TESÖ Obmann Dipl.-Ing. Leopold Schöggl © Foto: TÜV Austria

TESÖ Obmann Dipl.-Ing. Leopold Schöggl © Foto: TÜV Austria

„Normen sind ein wesentlicher Bestandteil der Welt, in der wir leben. Die meisten Menschen kennen ihre Schuhgröße, weil Schuhgrößen genormt sind. Auch beim Kauf eines elektronischen Gerätes, wie zum Beispiel eines Fernsehers, kann man vernünftigerweise davon ausgehen, dass sich dieses zu Hause problemlos anschließen lässt, weil sowohl die an den elektronischen Geräten angebrachten Stecker als auch die im Haushalt installierten Steckdosen gemeinsam erarbeiteten und weithin akzeptierten Normen entsprechen.
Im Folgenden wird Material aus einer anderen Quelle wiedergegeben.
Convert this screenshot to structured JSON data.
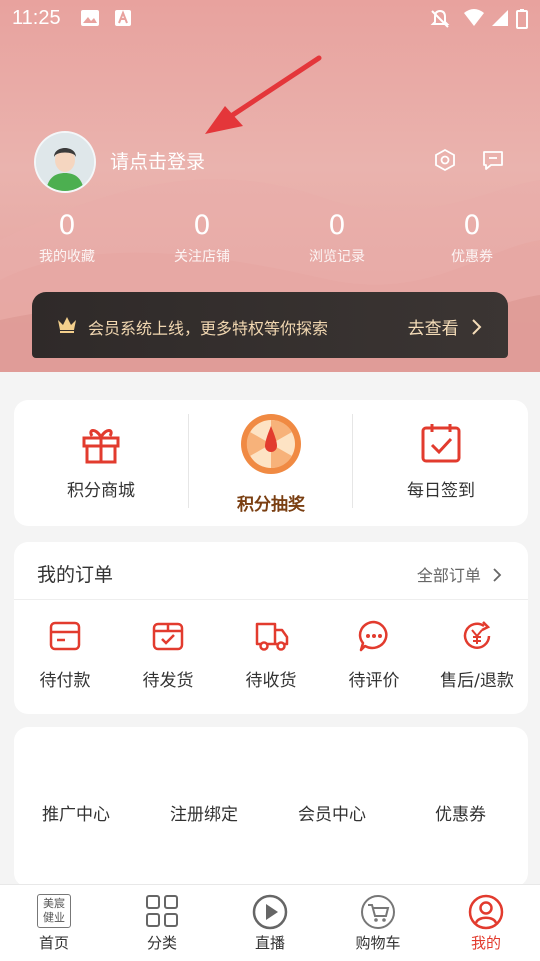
{
  "status_bar": {
    "time": "11:25"
  },
  "header": {
    "login_text": "请点击登录"
  },
  "stats": [
    {
      "value": "0",
      "label": "我的收藏"
    },
    {
      "value": "0",
      "label": "关注店铺"
    },
    {
      "value": "0",
      "label": "浏览记录"
    },
    {
      "value": "0",
      "label": "优惠券"
    }
  ],
  "vip_banner": {
    "text": "会员系统上线，更多特权等你探索",
    "action": "去查看"
  },
  "features": [
    {
      "label": "积分商城",
      "icon": "gift-icon"
    },
    {
      "label": "积分抽奖",
      "icon": "lottery-wheel-icon"
    },
    {
      "label": "每日签到",
      "icon": "calendar-check-icon"
    }
  ],
  "orders": {
    "title": "我的订单",
    "all_label": "全部订单",
    "items": [
      {
        "label": "待付款",
        "icon": "wallet-icon"
      },
      {
        "label": "待发货",
        "icon": "box-icon"
      },
      {
        "label": "待收货",
        "icon": "truck-icon"
      },
      {
        "label": "待评价",
        "icon": "comment-icon"
      },
      {
        "label": "售后/退款",
        "icon": "refund-icon"
      }
    ]
  },
  "services": [
    {
      "label": "推广中心"
    },
    {
      "label": "注册绑定"
    },
    {
      "label": "会员中心"
    },
    {
      "label": "优惠券"
    }
  ],
  "tabbar": {
    "items": [
      {
        "label": "首页",
        "icon": "home-logo-icon",
        "glyph": "美宸健业"
      },
      {
        "label": "分类",
        "icon": "grid-icon"
      },
      {
        "label": "直播",
        "icon": "play-icon"
      },
      {
        "label": "购物车",
        "icon": "cart-icon"
      },
      {
        "label": "我的",
        "icon": "profile-icon",
        "active": true
      }
    ]
  },
  "colors": {
    "accent": "#e23b2e",
    "gold_text": "#7a3f12",
    "banner_bg": "#2f2a29"
  }
}
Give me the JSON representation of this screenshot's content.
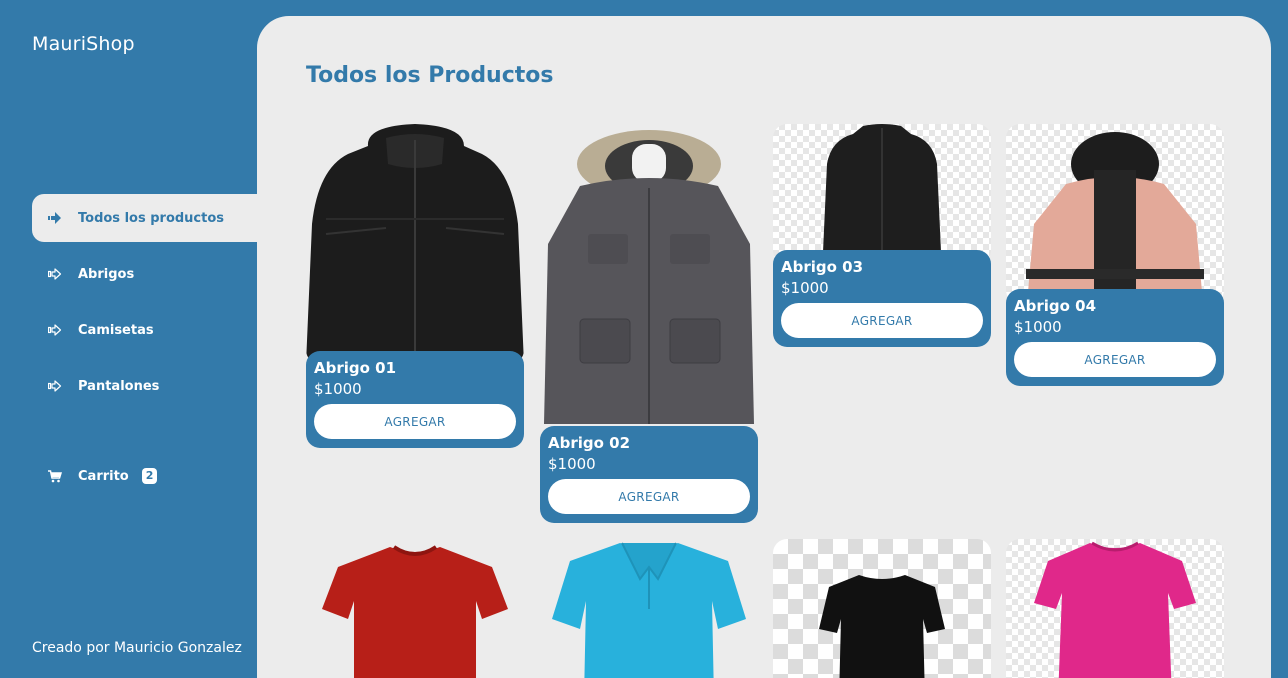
{
  "brand": "MauriShop",
  "nav": {
    "items": [
      {
        "label": "Todos los productos",
        "icon": "arrow-right-icon"
      },
      {
        "label": "Abrigos",
        "icon": "arrow-right-icon"
      },
      {
        "label": "Camisetas",
        "icon": "arrow-right-icon"
      },
      {
        "label": "Pantalones",
        "icon": "arrow-right-icon"
      }
    ],
    "cart": {
      "label": "Carrito",
      "count": "2",
      "icon": "cart-icon"
    }
  },
  "footer": "Creado por Mauricio Gonzalez",
  "main": {
    "title": "Todos los Productos",
    "products": [
      {
        "name": "Abrigo 01",
        "price": "$1000",
        "button": "AGREGAR"
      },
      {
        "name": "Abrigo 02",
        "price": "$1000",
        "button": "AGREGAR"
      },
      {
        "name": "Abrigo 03",
        "price": "$1000",
        "button": "AGREGAR"
      },
      {
        "name": "Abrigo 04",
        "price": "$1000",
        "button": "AGREGAR"
      }
    ]
  },
  "colors": {
    "primary": "#337aaa",
    "panel": "#ececec"
  }
}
Eine moderne Welt ohne Normen ist daher undenkbar“, erklärt Dipl.-Ing. Leopold Schöggl, Obmann und Sprecher des Vereins TESÖ – Technische Experten für ein sicheres Österreich.

Bedeutung der Normen für Wachstum, Wettbewerbsfähigkeit und Innovation

Aus Sicht der TESÖ sind Normen zum einen deshalb so wichtig, weil sie die Interoperabilität zwischen neuen und bereits bestehenden Produkten, Dienstleistungen und Prozessen garantieren. Sie sind also die Voraussetzung dafür, dass neue Technologien und innovative Produkte eingeführt werden können, weil sie bewirken, dass Produkte, Komponenten und Dienstleistungen auch dann miteinander vereinbar, gegenseitig austauschbar oder gleichwertig sind, wenn sie von unterschiedlichen Unternehmen stammen. Zum anderen erleichtern Normen den internationalen Handel, weil sie zur Reduzierung von technischen Handelshemmnissen beitragen. „Und nicht zuletzt können Unternehmen anhand von Normen gegenüber Behörden und Kunden leichter dokumentieren, dass ihre Produkte und Dienstleistungen den festgelegten Sicherheits-, Qualitäts- und Umweltstandards entsprechen“, so TESÖ-Sprecher Leopold Schöggl.“ Normen machen somit die Technik sicherer und leistbarer. Außerdem sind sie die Grundlage für periodische Sicherheitsüberprüfungen durch anerkannte Experten, wie den TÜV AUSTRIA“

Normung transparent und offen

Die Abwicklung der Normungsprozesse in aller Öffentlichkeit hält TESÖ Obmann Leopold Schöggl theoretisch und praktisch für undurchführbar, jedoch gewährleisten die vielfältigen Möglichkeiten der Teilhabe an Normungsprozessen aus seiner Sicht die höchstmögliche Transparenz. So etwa können Anträge zur Entwicklung von Normen auf der Website von Austrian Standards von allen interessierten Organisationen und Personen eingebracht werden. Neue Normungsprojekte können online kommentiert werden und Entwürfe zu ÖNORMEN können kostenlos im Normen-Entwurf-Portal auf der Website von Austrian Standards durchgesehen und während des öffentlichen, sechswöchigen Stellungnahmeverfahrens kommentiert werden.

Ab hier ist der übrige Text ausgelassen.